Creating arrays for Caff variable using G21 grouping and Sex grouping

caff_older = sleep.where('G21',"Y").column('Caff')
caff_younger = sleep.where('G21',"N").column('Caff')
caff_males =  sleep.where('Sex','M').column('Caff')
caff_females =  sleep.where('Sex','F').column('Caff')

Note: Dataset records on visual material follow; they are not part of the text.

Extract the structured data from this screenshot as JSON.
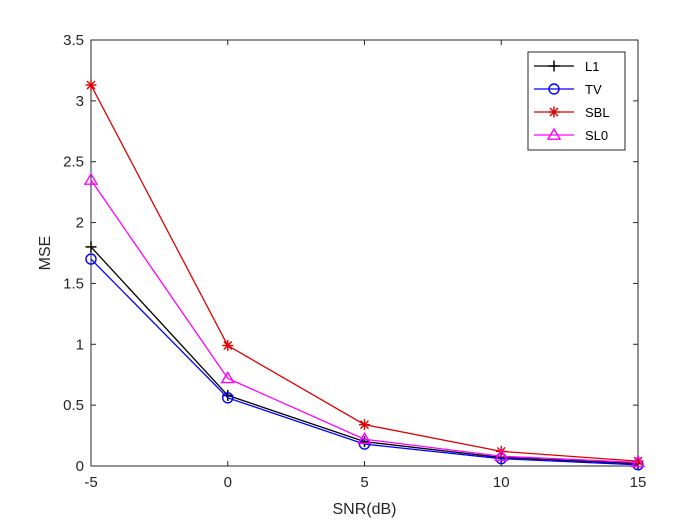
{
  "chart_data": {
    "type": "line",
    "title": "",
    "xlabel": "SNR(dB)",
    "ylabel": "MSE",
    "x": [
      -5,
      0,
      5,
      10,
      15
    ],
    "xlim": [
      -5,
      15
    ],
    "ylim": [
      0,
      3.5
    ],
    "xticks": [
      -5,
      0,
      5,
      10,
      15
    ],
    "yticks": [
      0,
      0.5,
      1,
      1.5,
      2,
      2.5,
      3,
      3.5
    ],
    "grid": false,
    "legend_position": "top-right",
    "series": [
      {
        "name": "L1",
        "color": "#000000",
        "marker": "plus",
        "values": [
          1.8,
          0.58,
          0.2,
          0.07,
          0.02
        ]
      },
      {
        "name": "TV",
        "color": "#0000ff",
        "marker": "circle",
        "values": [
          1.7,
          0.56,
          0.18,
          0.06,
          0.01
        ]
      },
      {
        "name": "SBL",
        "color": "#dd0000",
        "marker": "asterisk",
        "values": [
          3.13,
          0.99,
          0.34,
          0.12,
          0.04
        ]
      },
      {
        "name": "SL0",
        "color": "#ff00ff",
        "marker": "triangle",
        "values": [
          2.35,
          0.72,
          0.22,
          0.08,
          0.03
        ]
      }
    ]
  }
}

\(t\)-tests for Caffeine differences

t2(caff_older,caff_younger)
t =  1.7169471147297453
p =  0.09167664854249422
t2(caff_males,caff_females)
t =  -0.056769284539958484
p =  0.39751164090201024

We find a significant difference based on age (\(\alpha = 0.05\)) but not based on gender.

Creating arrays for Sleep variable using G21 grouping and Sex grouping

sleep_older = sleep.where('G21',"Y").column('Sleep')
sleep_younger = sleep.where('G21',"N").column('Sleep')
sleep_males =  sleep.where('Sex','M').column('Sleep')
sleep_females =  sleep.where('Sex','F').column('Sleep')
t2(sleep_older,sleep_younger)
t =  -1.9094401393859386
p =  0.06506537683749603
t2(sleep_males,sleep_females)
t =  -0.32350966692241356
p =  0.37771074891761297

As with caffeine, we find a significant difference in sleep based on age (\(\alpha = 0.05\)) but not based on gender.